Varios hechos muestran que el llamado paro nacional se está desinflando (aunque se denomina “nacional”, solo han parado voluntariamente los sindicatos públicos y algunos activistas; los demás lo han hecho obligados por los bloqueos, el temor y la destrucción del transporte público).
Después de la nutrida concurrencia y el entusiasmo de las primeras semanas, se aprecia una escasa participación en las últimas manifestaciones. Los jóvenes se cansaron de marchar sin lograr resultados y, sobre todo, sin propósitos claros, más allá de expresar el malestar por el desempleo y la falta de perspectivas en sus vidas.
Los bloqueos, el elemento más dañino del paro, también se han reducido como consecuencia del gran rechazo nacional por sus abusos y una actitud más decidida del Gobierno frente a las tropelías de los bloqueadores. Su impacto sobre la vida, el trabajo y la libertad de las personas ha causado el justo repudio de pobres y ricos, de lo cual dan razón las encuestas. El paro general indefinido, impuesto por medio de bloqueos, es un desafío intolerable de unas minorías violentas no solo al Gobierno, sino a toda la sociedad (imagínense lo que les sucedería a quienes traten de imponer por la fuerza la suspensión del tráfico terrestre en China, Alemania, Cuba o Estados Unidos).
Los horribles episodios de violencia con que comenzó el movimiento han disminuido. Las balaceras, los incendios, las confrontaciones con la policía son eventos ahora, por fortuna, esporádicos. La actitud más decidida de las autoridades y la intervención de distintos actores sociales —nacionales e internacionales— han tenido la consecuencia de moderar ciertos abusos de la Fuerza Pública y visibilizar a quienes han asesinado policías, quemado sedes de la justicia, incinerado y saqueado almacenes y negocios.
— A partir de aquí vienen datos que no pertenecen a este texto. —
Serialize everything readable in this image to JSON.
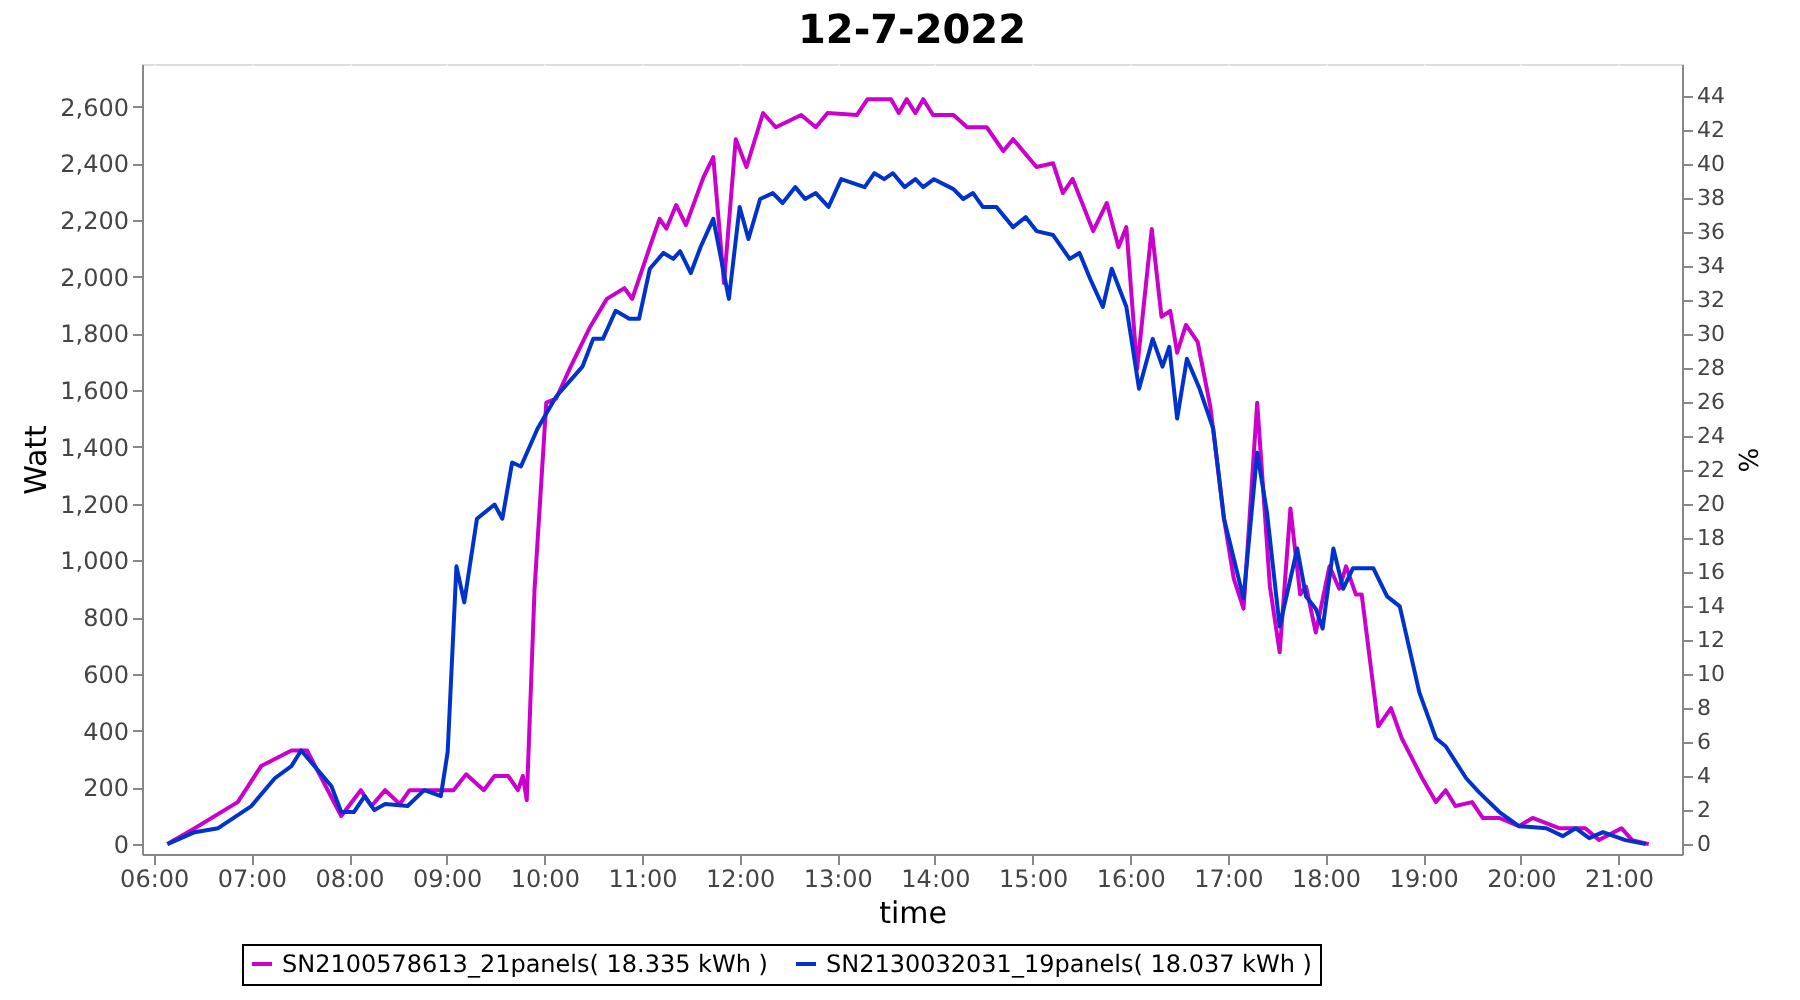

Hay que anotar, eso sí, que, ante el decaimiento de las manifestaciones, grupos aislados de vándalos insisten en sus acciones destructivas en Bogotá y otras ciudades.
Las encuestas muestran que los colombianos apoyan y entienden las protestas, pero rechazan la violencia y, sobre todo, los bloqueos. Como en otras oportunidades, buena parte de la izquierda tradicional no ha sido capaz de rechazar sin ambages los incendios, las pedreas, los bloqueos y los ataques a la infraestructura pública. Y unos cuantos activistas todavía defienden los abusivos “corredores humanitarios” que otorgan a grupos violentos el control de las vías y, sobre todo, la potestad de decir qué es humanitario y qué no lo es, muchas veces a cambio de exigir peajes y cobros extorsivos.
El desinfle del paro ocurrió sin que haya mediado ningún acuerdo entre el Gobierno y el autodenominado Comité Nacional —un grupo de sindicalistas y políticos que trataban de dirigir el movimiento— que poco o nada tiene que ver con los jóvenes en las calles. Los que sí sacaron su tajada fueron los camioneros que le extrajeron concesiones al Gobierno, contrarias al interés nacional, a cambio de desbloquear algunas carreteras.
Lo que se debe hacer en el Congreso, con urgencia, es un plan a favor de los jóvenes que incluya programas de empleo, la ampliación de Jóvenes en Acción, una renta básica a los más pobres y nuevos auxilios por la pandemia. La financiación puede provenir de las regalías, traslados presupuestales y la reforma tributaria en marcha. Es increíble que no se haya hecho antes.